Vingegaard is effectively guaranteed a podium finish on the Champs-Élyées on Sunday evening and, on the evidence of the stage 5 time trial in Laval, he should also fend off Ineos Grenadiers' Richard Caparaz (third at 5:51) in Saturday’s time trial to Saint-Émilion to retain second place overall.
This time three years ago, Vingegaard was working every day from dawn to noon icing fish in a factory in Hanstholm on the North Sea Coast, combining employment at ChrisFish with training as an under-23 rider. The following season, he stepped up to WorldTour level with Jumbo-Visma, winning a stage of the Tour de Pologne, and he made further, sizeable strides forward this year.
“Let’s say we’re number eight or nine in the budget ranking, so we have to do it this way, by developing talent,” Plugge said of the rider he signed from Danish Continental squad ColoQuick. “Primož was a little bit older when he came here in terms of age [27 in 2016 – ed.], but he was young as a rider and we also helped him to develop as a big star.
“We like to bring the riders gradually and slowly to become the big star that they have the potential to be. So we have to work on this as well with Jonas. This is a new phase in his career.”
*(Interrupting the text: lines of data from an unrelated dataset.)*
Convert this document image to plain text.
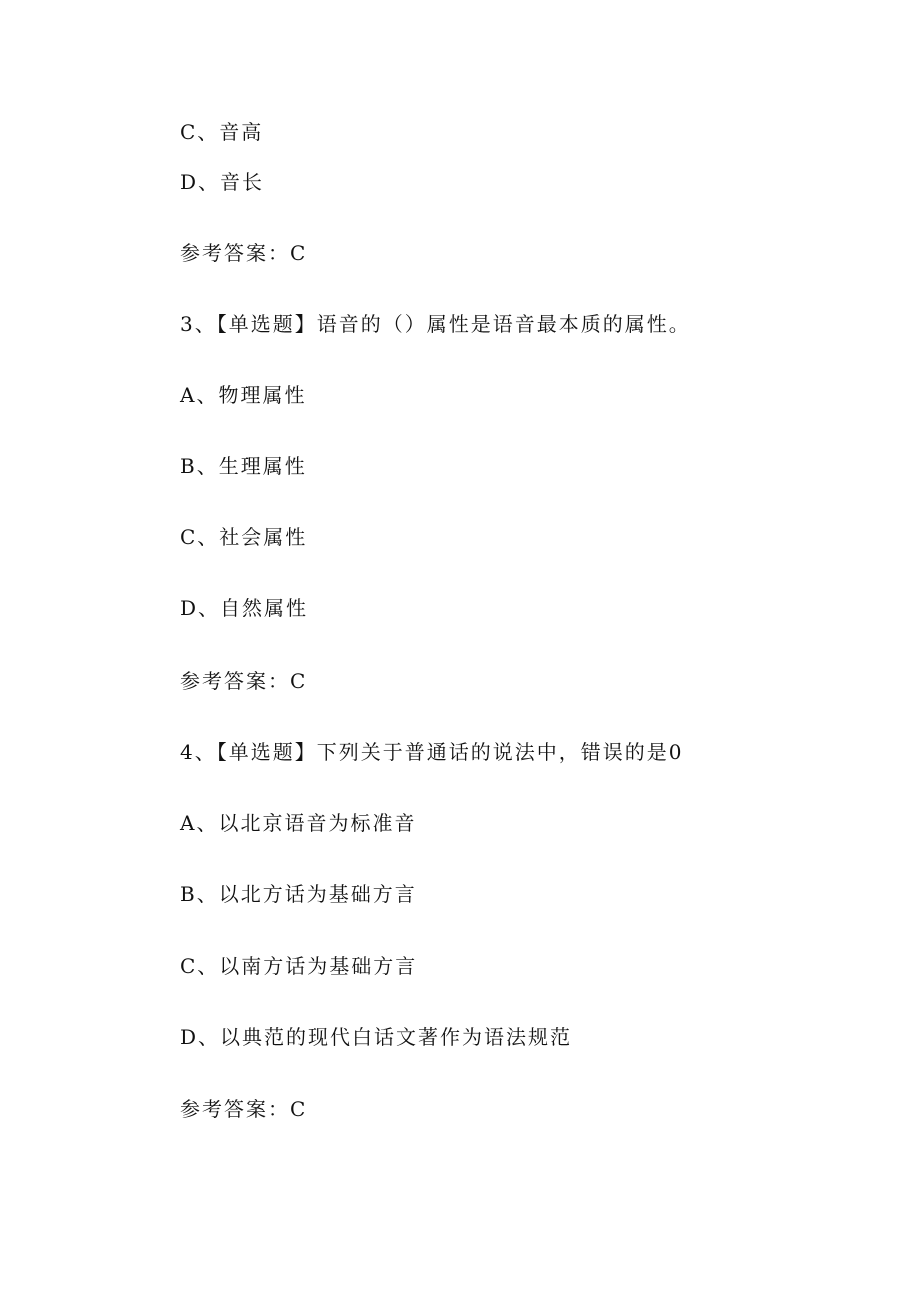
C、音高
D、音长
参考答案：C
3、【单选题】语音的（）属性是语音最本质的属性。
A、物理属性
B、生理属性
C、社会属性
D、自然属性
参考答案：C
4、【单选题】下列关于普通话的说法中，错误的是0
A、以北京语音为标准音
B、以北方话为基础方言
C、以南方话为基础方言
D、以典范的现代白话文著作为语法规范
参考答案：C
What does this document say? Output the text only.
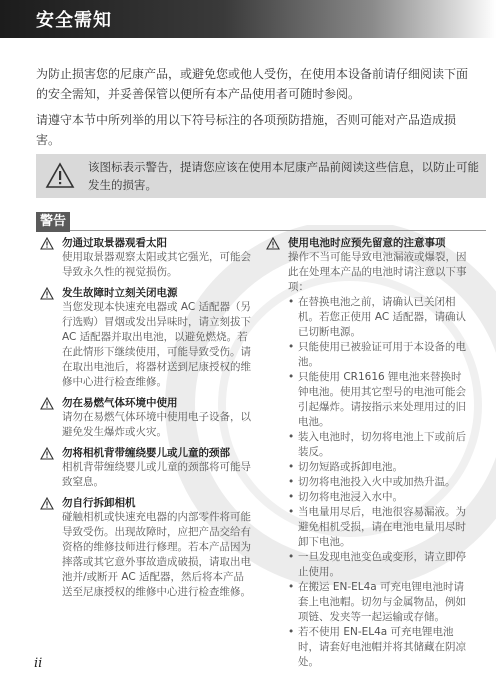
安全需知
为防止损害您的尼康产品，或避免您或他人受伤，在使用本设备前请仔细阅读下面的安全需知，并妥善保管以便所有本产品使用者可随时参阅。
请遵守本节中所列举的用以下符号标注的各项预防措施，否则可能对产品造成损害。
该图标表示警告，提请您应该在使用本尼康产品前阅读这些信息，以防止可能发生的损害。
警告
勿通过取景器观看太阳
使用取景器观察太阳或其它强光，可能会导致永久性的视觉损伤。
发生故障时立刻关闭电源
当您发现本快速充电器或 AC 适配器（另行选购）冒烟或发出异味时，请立刻拔下 AC 适配器并取出电池，以避免燃烧。若在此情形下继续使用，可能导致受伤。请在取出电池后，将器材送到尼康授权的维修中心进行检查维修。
勿在易燃气体环境中使用
请勿在易燃气体环境中使用电子设备，以避免发生爆炸或火灾。
勿将相机背带缠绕婴儿或儿童的颈部
相机背带缠绕婴儿或儿童的颈部将可能导致窒息。
勿自行拆卸相机
碰触相机或快速充电器的内部零件将可能导致受伤。出现故障时，应把产品交给有资格的维修技师进行修理。若本产品因为摔落或其它意外事故造成破损，请取出电池并/或断开 AC 适配器，然后将本产品送至尼康授权的维修中心进行检查维修。
使用电池时应预先留意的注意事项
操作不当可能导致电池漏液或爆裂，因此在处理本产品的电池时请注意以下事项：
• 在替换电池之前，请确认已关闭相机。若您正使用 AC 适配器，请确认已切断电源。
• 只能使用已被验证可用于本设备的电池。
• 只能使用 CR1616 锂电池来替换时钟电池。使用其它型号的电池可能会引起爆炸。请按指示来处理用过的旧电池。
• 装入电池时，切勿将电池上下或前后装反。
• 切勿短路或拆卸电池。
• 切勿将电池投入火中或加热升温。
• 切勿将电池浸入水中。
• 当电量用尽后，电池很容易漏液。为避免相机受损，请在电池电量用尽时卸下电池。
• 一旦发现电池变色或变形，请立即停止使用。
• 在搬运 EN-EL4a 可充电锂电池时请套上电池帽。切勿与金属物品，例如项链、发夹等一起运输或存储。
• 若不使用 EN-EL4a 可充电锂电池时，请套好电池帽并将其储藏在阴凉处。
ii
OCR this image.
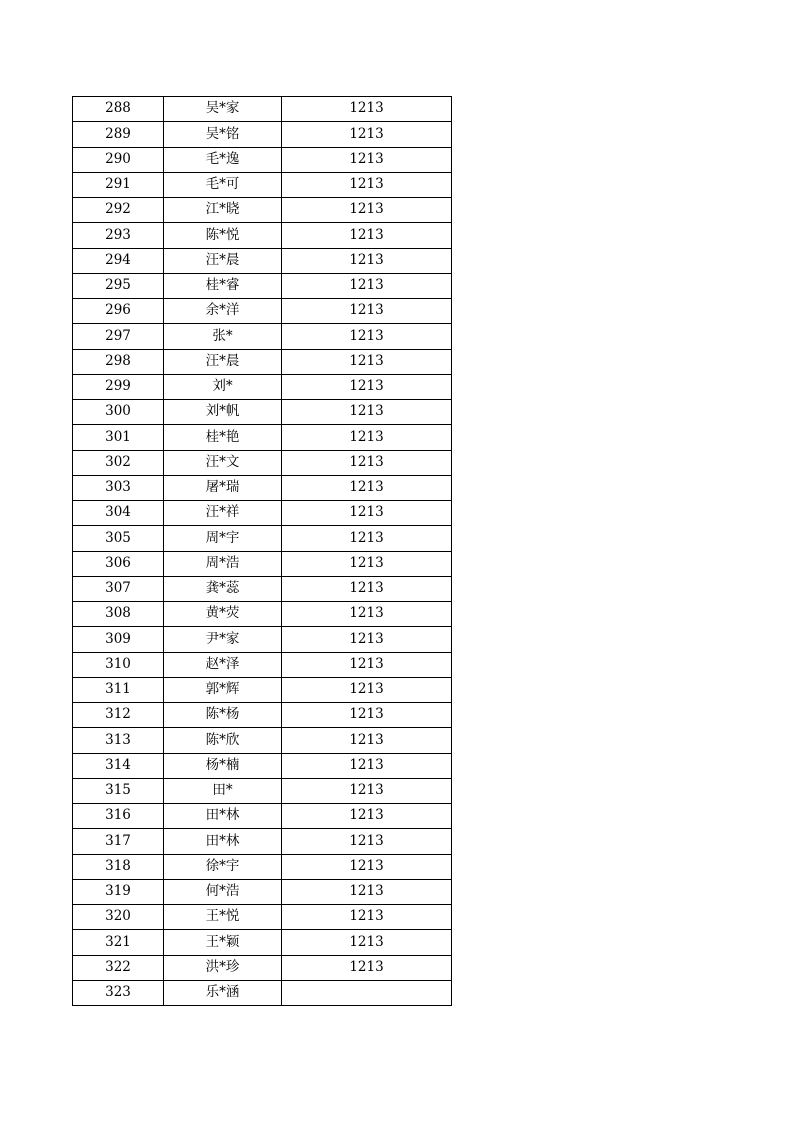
288	吴*家	1213
289	吴*铭	1213
290	毛*逸	1213
291	毛*可	1213
292	江*晓	1213
293	陈*悦	1213
294	汪*晨	1213
295	桂*睿	1213
296	余*洋	1213
297	张*	1213
298	汪*晨	1213
299	刘*	1213
300	刘*帆	1213
301	桂*艳	1213
302	汪*文	1213
303	屠*瑞	1213
304	汪*祥	1213
305	周*宇	1213
306	周*浩	1213
307	龚*蕊	1213
308	黄*荧	1213
309	尹*家	1213
310	赵*泽	1213
311	郭*辉	1213
312	陈*杨	1213
313	陈*欣	1213
314	杨*楠	1213
315	田*	1213
316	田*林	1213
317	田*林	1213
318	徐*宇	1213
319	何*浩	1213
320	王*悦	1213
321	王*颖	1213
322	洪*珍	1213
323	乐*涵	
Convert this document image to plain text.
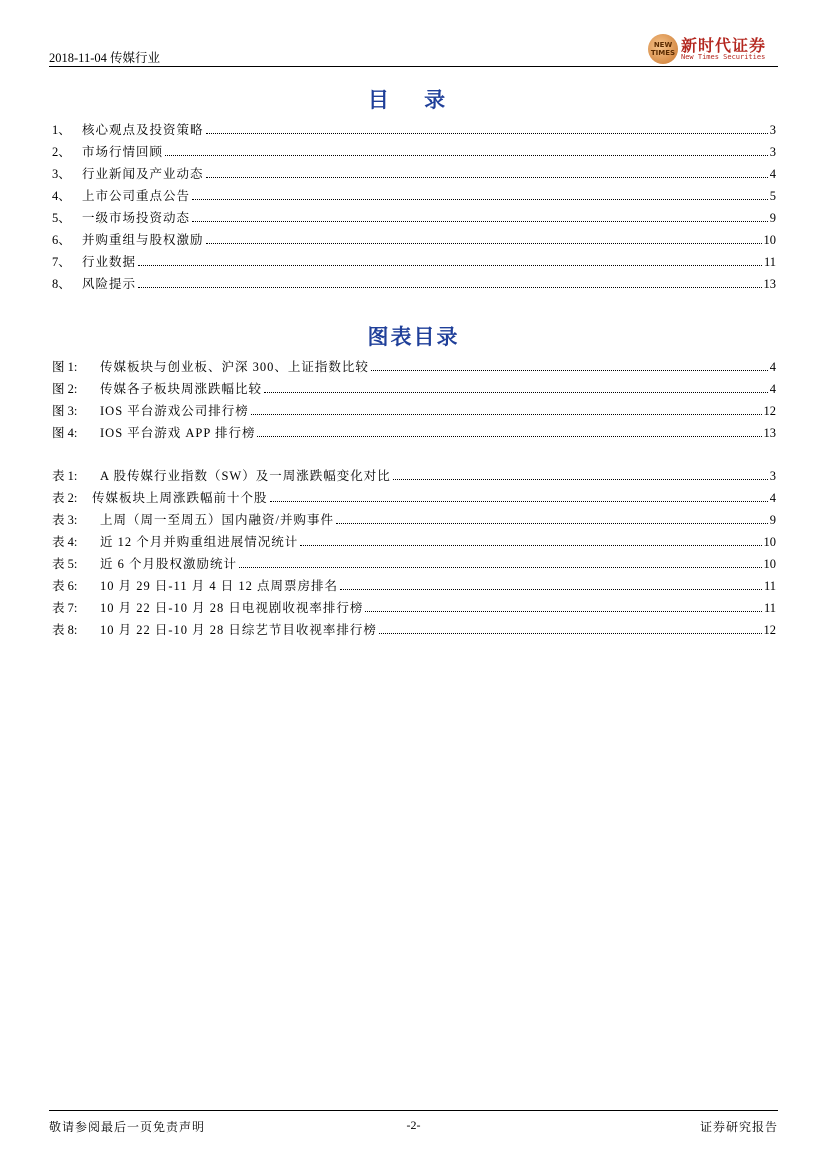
2018-11-04 传媒行业
NEW
TIMES 新时代证券
New Times Securities
目 录
1、 核心观点及投资策略	3
2、 市场行情回顾	3
3、 行业新闻及产业动态	4
4、 上市公司重点公告	5
5、 一级市场投资动态	9
6、 并购重组与股权激励	10
7、 行业数据	11
8、 风险提示	13
图表目录
图 1:	传媒板块与创业板、沪深 300、上证指数比较	4
图 2:	传媒各子板块周涨跌幅比较	4
图 3:	IOS 平台游戏公司排行榜	12
图 4:	IOS 平台游戏 APP 排行榜	13
表 1:	A 股传媒行业指数（SW）及一周涨跌幅变化对比	3
表 2:	传媒板块上周涨跌幅前十个股	4
表 3:	上周（周一至周五）国内融资/并购事件	9
表 4:	近 12 个月并购重组进展情况统计	10
表 5:	近 6 个月股权激励统计	10
表 6:	10 月 29 日-11 月 4 日 12 点周票房排名	11
表 7:	10 月 22 日-10 月 28 日电视剧收视率排行榜	11
表 8:	10 月 22 日-10 月 28 日综艺节目收视率排行榜	12
敬请参阅最后一页免责声明	-2-	证券研究报告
Roglič abandoned the Tour ahead of stage 9 due to the injuries he sustained in his heavy crash on the third day of racing. The Slovenian has since returned to training with a view to competing in both the road race and time trial at the Tokyo Olympic Games, and it also seems possible that he will line up at the Vuelta a España next month in search of a third consecutive overall victory in Madrid.
“He’s good. He’s getting back to training and hopefully he can make it to Tokyo,” Plugge said. “For us, it’s more important that he will be healthy again and maybe he can come to the Vuelta. We have to see how he recovers. But I think he can make Tokyo.”